In the next section, the specific types of control in artefacts and humans are introduced and further elaborated.

3. Control Behaviours of Artefacts and Humans

3.1. Control of Artefacts

In artefacts, control is usually implemented to engage actuators based on input from sensors (e.g., [12]). Mechanisms for control in artefacts are subdivided into two main categories, namely, analogue control and digital control. These correspond to continuous and discrete control, respectively. Typically, in continuous control a control signal constantly applies corrections to a controlled signal so that the corrected output signal remains close to a set value.

A common control mechanism is the closed feedback loop where the control signal is derived from (a measurement of) the output signal, and which is often based on the proportional/integral/derivative (PID) algorithm [13].

In the artefact itself, continuous control is usually realised by hardware components that process physical quantities (e.g., voltage or pressure) as signals. Most commonly analogue electronics is used, but continuous control can also be hydraulic or mechanical (e.g., centrifugal governors, [14]). Such mechanisms are typically simulated based on differential equations, which describe the physics variable carrying the control signal (e.g., electrical voltage and hydraulic pressure) or alternatively a continuously changing information flow derived from that variable [15]. On the other hand, embedded digital control mechanisms, such as microcontrollers and programmable logic devices (PLDS), are usually simulated as discrete-event systems performing logical operations on interpreted signals [16].

3.2. Control of Humans

Theories on human control cover a wide variety of responses to external stimuli, such as walking, looking, reaching, grasping, drawing, keyboarding, and speaking [17]. Human motor scientists have developed various approaches to model the control of interactions.

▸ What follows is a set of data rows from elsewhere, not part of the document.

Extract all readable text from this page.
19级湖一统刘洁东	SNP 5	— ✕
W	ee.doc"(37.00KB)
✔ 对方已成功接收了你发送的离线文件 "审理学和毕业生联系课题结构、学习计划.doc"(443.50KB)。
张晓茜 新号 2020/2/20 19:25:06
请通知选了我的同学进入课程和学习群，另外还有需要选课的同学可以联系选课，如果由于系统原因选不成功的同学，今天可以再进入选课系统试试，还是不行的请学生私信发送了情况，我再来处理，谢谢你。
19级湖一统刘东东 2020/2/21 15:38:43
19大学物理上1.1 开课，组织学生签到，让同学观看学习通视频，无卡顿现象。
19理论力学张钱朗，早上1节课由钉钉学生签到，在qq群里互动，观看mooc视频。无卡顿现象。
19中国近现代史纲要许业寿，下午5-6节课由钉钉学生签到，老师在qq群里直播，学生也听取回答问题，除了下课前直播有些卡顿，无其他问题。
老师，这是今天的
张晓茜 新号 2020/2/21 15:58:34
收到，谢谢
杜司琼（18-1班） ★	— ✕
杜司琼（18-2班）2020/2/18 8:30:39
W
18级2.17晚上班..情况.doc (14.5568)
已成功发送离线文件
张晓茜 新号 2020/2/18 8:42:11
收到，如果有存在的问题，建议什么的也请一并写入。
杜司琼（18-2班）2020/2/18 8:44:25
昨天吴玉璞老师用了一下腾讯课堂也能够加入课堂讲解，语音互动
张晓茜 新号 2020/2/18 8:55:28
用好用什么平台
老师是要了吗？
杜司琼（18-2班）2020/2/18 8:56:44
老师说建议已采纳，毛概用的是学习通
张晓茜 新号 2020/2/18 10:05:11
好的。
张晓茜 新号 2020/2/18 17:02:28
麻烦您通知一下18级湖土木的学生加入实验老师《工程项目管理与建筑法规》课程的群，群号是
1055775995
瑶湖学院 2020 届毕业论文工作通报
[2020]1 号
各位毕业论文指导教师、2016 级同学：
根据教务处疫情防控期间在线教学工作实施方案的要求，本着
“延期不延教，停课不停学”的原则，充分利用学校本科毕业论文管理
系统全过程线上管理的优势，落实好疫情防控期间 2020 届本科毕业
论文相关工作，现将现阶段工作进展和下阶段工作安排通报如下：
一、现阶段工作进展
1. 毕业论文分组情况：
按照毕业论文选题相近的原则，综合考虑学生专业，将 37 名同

In analogy with embedded control in artefacts, human control activates muscles (human actuators) based on input from perception (human sensors). The literature agrees that signals from the sense organs are processed by the central nervous system and alternately by the brain. This happens through a series of stages. Several interpretations have been proposed for this structuring.

For instance, Stelmach proposed a simplified decomposition scheme with four generic stages, namely, detection, recognition, response selection, and response execution, with recognition and response selection relying on memory [18]. These generic stages have a lot in common with other subdivisions, such as the ones proposed by Wickens and Hollands [19] and by Parasuraman et al. [20], who distinguish decision making or cognition as an additional stage before response selection. In Figure 3, we have brought together the common elements of the various subdivisions into stages. In fact, detection and recognition are considered preparations for the inputs of the actual control, memory stores knowledge on how to control, and decision making, response selection, and response execution represent the actual control. Involving conscious cognitive processes, decision making and response selection are typically considered “high-level” control, whereas response execution (i.e., the actual motion of limbs) is treated as “low-level” control [21]. Decision making in human motion control is not to be confused with other high-level decision-making actions on a social level (e.g., [22]).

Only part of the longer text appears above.